Julien Baste, Lars Jaffke, Tomáš Masařík, Geevarghese Philip, and Günter Rote:

FPT algorithms for diverse collections of hitting sets

Abstract

We study the Hitting Set and Feedback Vertex Set problems through the paradigm of finding diverse collections of r solutions of size at most k each, which has recently been introduced to the field of parameterized complexity [Baste et al., 2019]. We use two measures for the diversity of such a collection: the sum of all pairwise Hamming distances, and the minimum pairwise Hamming distance. We show that both problems are FPT in k+r for both diversity measures.
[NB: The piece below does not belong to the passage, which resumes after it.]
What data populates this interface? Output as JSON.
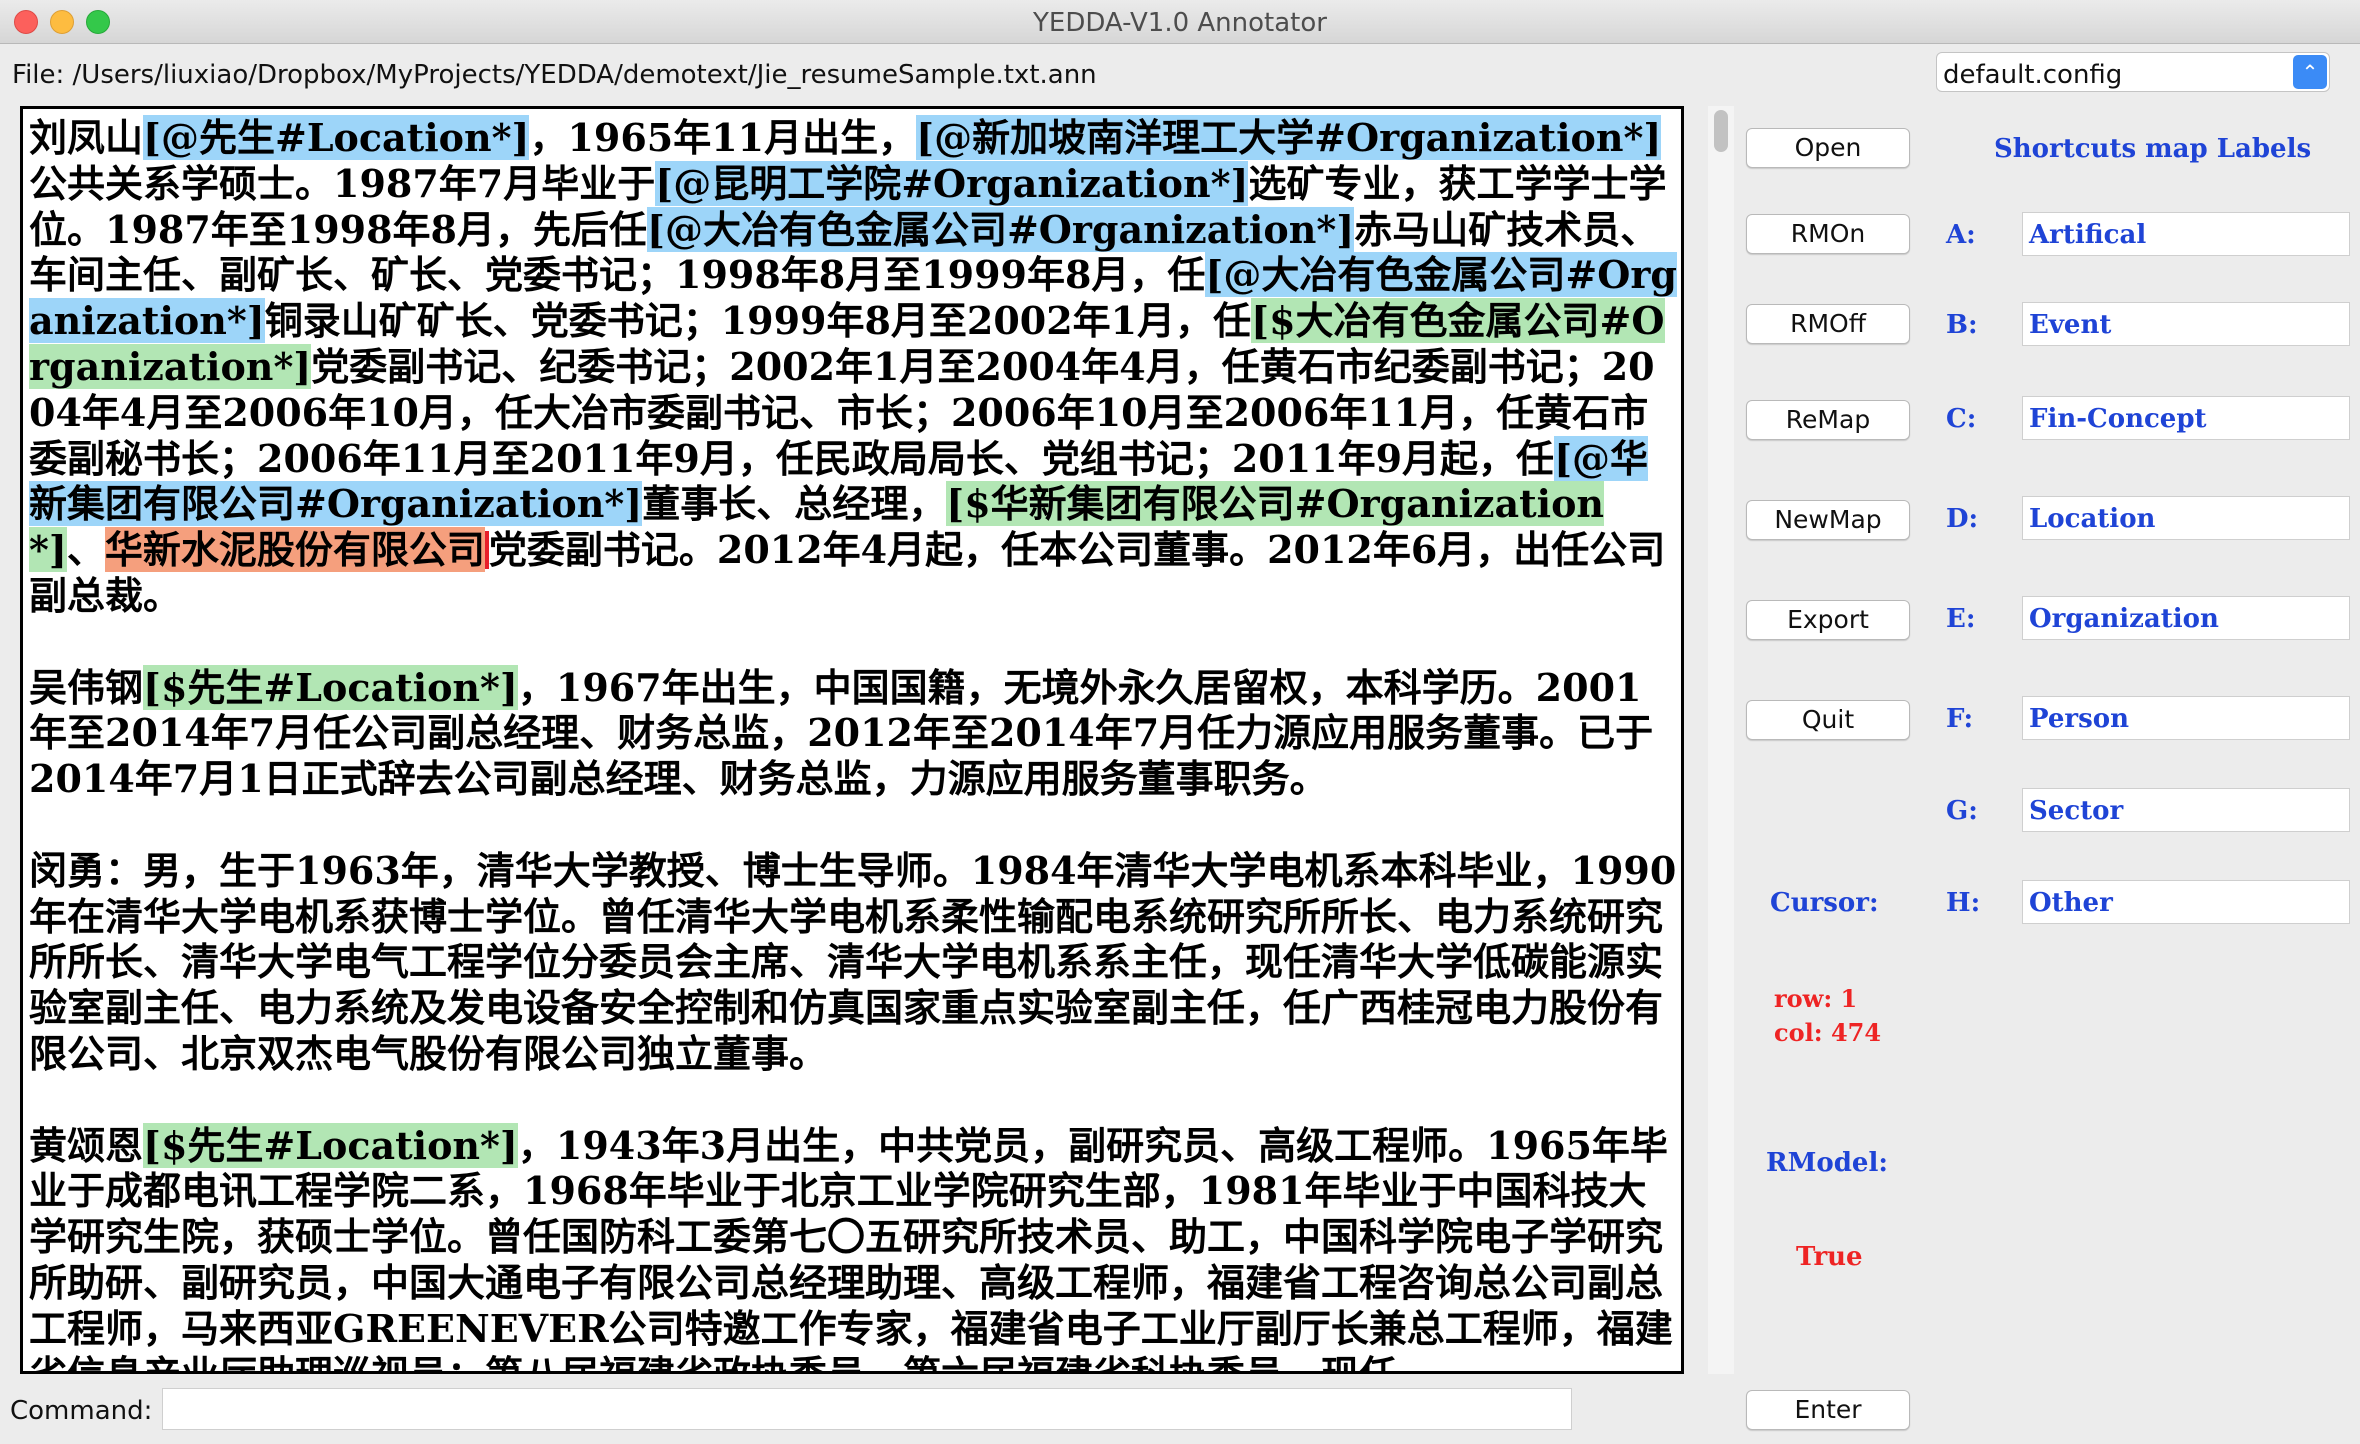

A key ingredient in our algorithms is a problem-independent network flow formulation that, given a set of base solutions, computes a maximally diverse collection of solutions. This could be of independent interest.

Errata

1. In the "folklore" Lemma 1 at the bottom of p. 10 (of the journal version), the polynomial part of the running time must somehow involve the size of the input, i.e., the total size of the sets in the family S, and this is not captured by the term |U|². A correct replacement for the term |U|² is in fact the total size of the sets in S, or in other words, the number of edges of the bipartite incidence graph that represents the input.
2. The analysis at the bottom of p. 12 (of the journal version), showing that the depth of the branching process in Lemma 2 is at most 2k, is incomplete (but the claim is valid). Consider the third case, where we have a path vpw of three vertices in C and both v and w have a neighbor in B. Then one of the 8 branching possibilities assigns v and w to A and p to B. This may increase cc(B) by 1, but it simultaneously increases |A| by 2. Thus, also in this case, the conclusion that |A|−cc(B) increases by at least 1 remains valid.